Les réunions de famille chez Habey Club

Inspiré par les réunions de famille où tout est possible, le duo créatif à la tête du label Habey Club, David Salvador et Javier Zunzunegui, a imaginé une collection mouvante, qui évolue au fil des passages. De vêtements parfaitement repassés et soignés, on arrive à des pièces sur lesquelles agit le temps qui passe, se lisent les velléités de la vie et les cicatrices qui marquent à jamais. Un vestiaire émotif, entre hyper réalisme et poésie, qui s’intègre parfaitement aux deux piliers de la marque : la durabilité et l’artisanat. « Nous avons voulu refléter la diversité des vêtements et des protagonistes qui les portent à travers différentes finitions et différents tissus : grossiers ou rugueux, satin ou organza transparent. Nous avons également ajouté différentes longueurs et encolures, ainsi qu’un ajout de tissus de costume classiques sur des trenchs avec manches décontractées en maille côtelée », explique Javier Zunzunegui. Les déchirures qui reflètent l’exaltation des sentiments sont mises en évidence au moyen de broderies de cristal sur différents types de tricots ou sur des tissus plus rigides, comme le denim. David Salvador souligne en guise de conclusion : « nos vêtements ont une âme, ont un esprit, empruntés à leur propriétaire… ou vice versa ».

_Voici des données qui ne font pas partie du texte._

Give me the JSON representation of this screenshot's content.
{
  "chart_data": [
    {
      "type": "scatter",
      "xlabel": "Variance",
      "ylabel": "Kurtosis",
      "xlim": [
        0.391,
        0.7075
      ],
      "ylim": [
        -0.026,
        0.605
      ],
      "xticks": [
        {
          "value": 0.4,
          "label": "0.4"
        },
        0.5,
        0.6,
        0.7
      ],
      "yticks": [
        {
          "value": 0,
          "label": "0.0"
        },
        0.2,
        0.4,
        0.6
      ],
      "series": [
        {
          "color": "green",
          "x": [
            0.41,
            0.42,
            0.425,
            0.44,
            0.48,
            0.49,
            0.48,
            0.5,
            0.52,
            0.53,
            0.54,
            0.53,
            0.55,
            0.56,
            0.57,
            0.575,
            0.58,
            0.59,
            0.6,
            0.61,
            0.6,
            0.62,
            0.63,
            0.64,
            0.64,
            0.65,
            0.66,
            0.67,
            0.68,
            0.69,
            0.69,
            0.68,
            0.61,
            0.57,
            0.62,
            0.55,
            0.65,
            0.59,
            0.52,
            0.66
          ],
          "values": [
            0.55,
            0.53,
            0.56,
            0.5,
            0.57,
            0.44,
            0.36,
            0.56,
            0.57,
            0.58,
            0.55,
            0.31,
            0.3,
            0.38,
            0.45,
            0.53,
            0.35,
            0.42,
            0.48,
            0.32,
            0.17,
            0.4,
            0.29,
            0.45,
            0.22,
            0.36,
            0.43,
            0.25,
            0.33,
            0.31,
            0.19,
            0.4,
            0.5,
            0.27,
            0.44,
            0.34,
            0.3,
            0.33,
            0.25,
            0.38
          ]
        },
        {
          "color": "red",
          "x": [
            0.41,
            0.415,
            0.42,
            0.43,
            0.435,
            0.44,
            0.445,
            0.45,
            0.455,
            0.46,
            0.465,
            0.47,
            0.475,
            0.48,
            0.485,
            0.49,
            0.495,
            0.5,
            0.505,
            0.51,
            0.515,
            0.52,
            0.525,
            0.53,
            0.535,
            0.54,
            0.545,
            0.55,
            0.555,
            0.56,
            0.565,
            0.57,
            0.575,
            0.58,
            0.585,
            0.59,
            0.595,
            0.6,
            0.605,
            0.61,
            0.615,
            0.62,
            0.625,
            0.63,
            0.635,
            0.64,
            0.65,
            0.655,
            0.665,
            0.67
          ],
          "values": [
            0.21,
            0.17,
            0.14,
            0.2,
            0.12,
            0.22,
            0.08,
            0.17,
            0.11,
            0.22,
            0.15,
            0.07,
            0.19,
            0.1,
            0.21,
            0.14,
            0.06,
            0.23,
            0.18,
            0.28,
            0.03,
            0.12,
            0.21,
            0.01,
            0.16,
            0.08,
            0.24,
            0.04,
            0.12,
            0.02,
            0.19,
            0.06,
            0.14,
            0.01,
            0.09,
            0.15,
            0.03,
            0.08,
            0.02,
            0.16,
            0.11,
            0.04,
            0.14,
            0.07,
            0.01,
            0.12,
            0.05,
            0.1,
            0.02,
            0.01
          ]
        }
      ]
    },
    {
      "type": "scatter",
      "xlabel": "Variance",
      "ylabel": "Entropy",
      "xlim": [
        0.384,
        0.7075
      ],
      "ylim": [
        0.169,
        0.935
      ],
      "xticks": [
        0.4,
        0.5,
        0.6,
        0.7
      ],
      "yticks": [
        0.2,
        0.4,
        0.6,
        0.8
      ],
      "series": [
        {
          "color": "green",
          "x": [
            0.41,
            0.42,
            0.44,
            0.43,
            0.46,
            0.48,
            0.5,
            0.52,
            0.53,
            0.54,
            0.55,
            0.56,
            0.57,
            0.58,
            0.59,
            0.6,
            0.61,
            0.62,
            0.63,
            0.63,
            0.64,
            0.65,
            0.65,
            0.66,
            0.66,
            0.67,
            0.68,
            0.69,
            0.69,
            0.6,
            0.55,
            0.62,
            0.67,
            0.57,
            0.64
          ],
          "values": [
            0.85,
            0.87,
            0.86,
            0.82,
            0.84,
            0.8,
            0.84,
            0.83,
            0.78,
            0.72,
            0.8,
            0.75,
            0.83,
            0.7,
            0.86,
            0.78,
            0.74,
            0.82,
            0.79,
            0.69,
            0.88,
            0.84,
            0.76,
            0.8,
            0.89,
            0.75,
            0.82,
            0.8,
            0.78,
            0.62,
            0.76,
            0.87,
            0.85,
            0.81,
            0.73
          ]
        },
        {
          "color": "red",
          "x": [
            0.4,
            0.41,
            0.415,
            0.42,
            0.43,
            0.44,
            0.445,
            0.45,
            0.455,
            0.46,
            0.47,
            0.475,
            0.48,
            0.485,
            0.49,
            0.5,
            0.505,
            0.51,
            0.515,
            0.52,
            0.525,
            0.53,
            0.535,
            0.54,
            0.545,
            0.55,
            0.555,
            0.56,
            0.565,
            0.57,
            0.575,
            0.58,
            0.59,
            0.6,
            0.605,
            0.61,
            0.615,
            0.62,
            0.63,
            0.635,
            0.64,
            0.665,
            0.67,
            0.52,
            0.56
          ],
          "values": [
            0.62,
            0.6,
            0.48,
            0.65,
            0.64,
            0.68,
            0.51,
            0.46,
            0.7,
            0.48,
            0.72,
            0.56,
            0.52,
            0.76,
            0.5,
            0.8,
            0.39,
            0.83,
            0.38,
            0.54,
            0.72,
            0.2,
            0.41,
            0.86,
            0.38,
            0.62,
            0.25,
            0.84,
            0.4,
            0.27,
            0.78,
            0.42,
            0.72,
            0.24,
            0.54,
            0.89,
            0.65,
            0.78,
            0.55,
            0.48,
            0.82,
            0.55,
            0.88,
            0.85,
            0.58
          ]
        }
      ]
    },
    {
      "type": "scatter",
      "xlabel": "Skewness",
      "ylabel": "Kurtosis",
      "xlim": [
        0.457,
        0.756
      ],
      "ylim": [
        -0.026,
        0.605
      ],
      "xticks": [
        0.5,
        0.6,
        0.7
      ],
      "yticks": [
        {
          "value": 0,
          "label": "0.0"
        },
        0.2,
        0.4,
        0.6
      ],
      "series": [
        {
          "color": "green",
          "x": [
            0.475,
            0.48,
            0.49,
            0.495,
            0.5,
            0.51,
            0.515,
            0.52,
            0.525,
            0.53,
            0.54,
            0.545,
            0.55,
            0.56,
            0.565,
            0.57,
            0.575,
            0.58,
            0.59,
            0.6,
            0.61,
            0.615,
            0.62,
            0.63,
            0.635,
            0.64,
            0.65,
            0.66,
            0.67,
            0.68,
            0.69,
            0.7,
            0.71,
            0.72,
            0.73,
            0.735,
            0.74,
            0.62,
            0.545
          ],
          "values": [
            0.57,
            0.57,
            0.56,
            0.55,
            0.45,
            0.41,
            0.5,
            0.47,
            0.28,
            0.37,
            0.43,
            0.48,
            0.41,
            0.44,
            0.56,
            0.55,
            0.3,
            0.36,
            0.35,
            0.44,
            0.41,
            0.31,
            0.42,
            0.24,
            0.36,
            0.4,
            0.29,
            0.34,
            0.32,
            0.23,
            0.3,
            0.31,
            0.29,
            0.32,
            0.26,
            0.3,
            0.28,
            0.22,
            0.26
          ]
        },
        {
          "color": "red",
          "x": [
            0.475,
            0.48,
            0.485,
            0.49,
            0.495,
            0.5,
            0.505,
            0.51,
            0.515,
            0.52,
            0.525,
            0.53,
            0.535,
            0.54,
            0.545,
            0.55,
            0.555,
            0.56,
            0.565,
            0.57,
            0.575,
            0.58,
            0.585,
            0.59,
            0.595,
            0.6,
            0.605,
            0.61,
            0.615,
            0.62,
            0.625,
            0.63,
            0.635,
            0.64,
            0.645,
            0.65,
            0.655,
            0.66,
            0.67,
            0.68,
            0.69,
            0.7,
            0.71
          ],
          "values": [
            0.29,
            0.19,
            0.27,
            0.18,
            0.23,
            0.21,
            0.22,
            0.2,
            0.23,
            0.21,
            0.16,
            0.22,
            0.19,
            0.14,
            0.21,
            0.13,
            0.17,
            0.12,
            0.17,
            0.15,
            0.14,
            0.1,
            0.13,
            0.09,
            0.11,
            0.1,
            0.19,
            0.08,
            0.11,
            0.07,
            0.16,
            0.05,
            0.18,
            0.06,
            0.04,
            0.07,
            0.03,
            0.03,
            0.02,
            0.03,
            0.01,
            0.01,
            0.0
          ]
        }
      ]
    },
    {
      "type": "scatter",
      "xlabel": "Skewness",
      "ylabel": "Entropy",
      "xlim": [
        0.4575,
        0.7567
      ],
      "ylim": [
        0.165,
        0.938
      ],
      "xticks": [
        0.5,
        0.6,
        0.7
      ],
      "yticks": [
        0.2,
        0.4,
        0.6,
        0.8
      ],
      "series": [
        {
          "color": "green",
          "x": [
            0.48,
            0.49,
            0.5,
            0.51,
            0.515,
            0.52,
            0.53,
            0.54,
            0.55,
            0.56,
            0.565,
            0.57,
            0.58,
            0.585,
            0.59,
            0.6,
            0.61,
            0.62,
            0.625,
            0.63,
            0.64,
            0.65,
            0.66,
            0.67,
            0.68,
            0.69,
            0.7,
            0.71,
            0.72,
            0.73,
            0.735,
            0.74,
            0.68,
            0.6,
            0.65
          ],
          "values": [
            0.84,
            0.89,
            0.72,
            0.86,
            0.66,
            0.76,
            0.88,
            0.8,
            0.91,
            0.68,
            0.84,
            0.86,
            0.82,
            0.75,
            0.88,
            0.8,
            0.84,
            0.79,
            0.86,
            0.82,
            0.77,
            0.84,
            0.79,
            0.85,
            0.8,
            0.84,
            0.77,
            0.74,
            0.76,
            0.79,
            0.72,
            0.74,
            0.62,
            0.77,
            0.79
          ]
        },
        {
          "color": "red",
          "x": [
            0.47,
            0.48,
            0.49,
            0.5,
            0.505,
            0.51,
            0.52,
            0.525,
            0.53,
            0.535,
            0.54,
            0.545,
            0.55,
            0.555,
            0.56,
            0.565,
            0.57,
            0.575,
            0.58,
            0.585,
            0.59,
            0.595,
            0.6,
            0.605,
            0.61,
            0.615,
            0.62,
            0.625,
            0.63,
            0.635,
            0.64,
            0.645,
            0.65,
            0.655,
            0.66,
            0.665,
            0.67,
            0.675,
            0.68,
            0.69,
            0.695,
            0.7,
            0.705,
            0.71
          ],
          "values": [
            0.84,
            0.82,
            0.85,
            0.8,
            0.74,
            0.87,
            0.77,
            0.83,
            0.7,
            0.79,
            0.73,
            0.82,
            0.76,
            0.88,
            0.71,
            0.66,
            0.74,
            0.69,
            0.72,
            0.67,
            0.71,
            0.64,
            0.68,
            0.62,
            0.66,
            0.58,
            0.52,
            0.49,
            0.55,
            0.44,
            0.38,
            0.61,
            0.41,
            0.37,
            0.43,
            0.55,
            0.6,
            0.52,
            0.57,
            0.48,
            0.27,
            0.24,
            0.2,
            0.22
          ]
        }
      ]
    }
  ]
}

L’Iliade subaquatique de Martin Across

Lové quelque part entre souvenirs d’enfance, paysages andins de son Équateur natal, l’air salé des côtes espagnoles et les couleurs changeantes qui peuplent les portes du royaume de Morphée, le génie voyageur de Martín Across a confectionné une collection qui appelle au voyage, à l’exploration constante et à l’accumulation d’objets à la frontière entre imagination et prouesses technologiques. Ses créations inspirées par les sédiments, les couches terrestres et les minéraux sont destinées à être des compagnons de route pratiques, versatiles et excentriques. Chaque pièce est fabriquée à la main en Équateur avec des matériaux locaux, afin de redéfinir la façon dont nous produisons et consommons nos vêtements, dans l’espoir de nous réconcilier avec notre belle planète.

La possibilité de (re)naître par Tiscar Espadas

Last but not least… L’étrange poésie surréaliste de la collection intitulée « Chapitre 4, Acte 1 » signée Tiscar Espadas a marqué les esprits dès le premier jour de la 080 Barcelona Fashion Week ! Oscillant au rythme de l’encensoir qui a ouvert le défilé, les silhouettes qui ont pris forme sur le catwalk n’étaient ni vraiment pour l’été, ni vraiment pour l’hiver, vraisemblablement pleinement pour les deux, à la frontière entre masculin et féminin, ou autrement dit destinées à habiller tous les humains quel·les qu’iels soient. Rappelant ainsi le passé mais tout aussi ouvert sur l’avenir…en transit permanent. De l’aveu de la designer, ce vestiaire a été pensé comme un pont, une connexion, un lien entre des éléments autrement distants… qui pose au public la question suivante : « Que/Qui veux-tu être ? » Ces vêtements, d’un surréalisme suranné dans leur construction parfois, proposent ainsi la possibilité de construire et d’investir son propre caractère. De fantasmer sans entraves et de laisser libre cours à ses désirs, afin de savoir enfin qui nous sommes vraiment. Tout devient possible quand on se libère.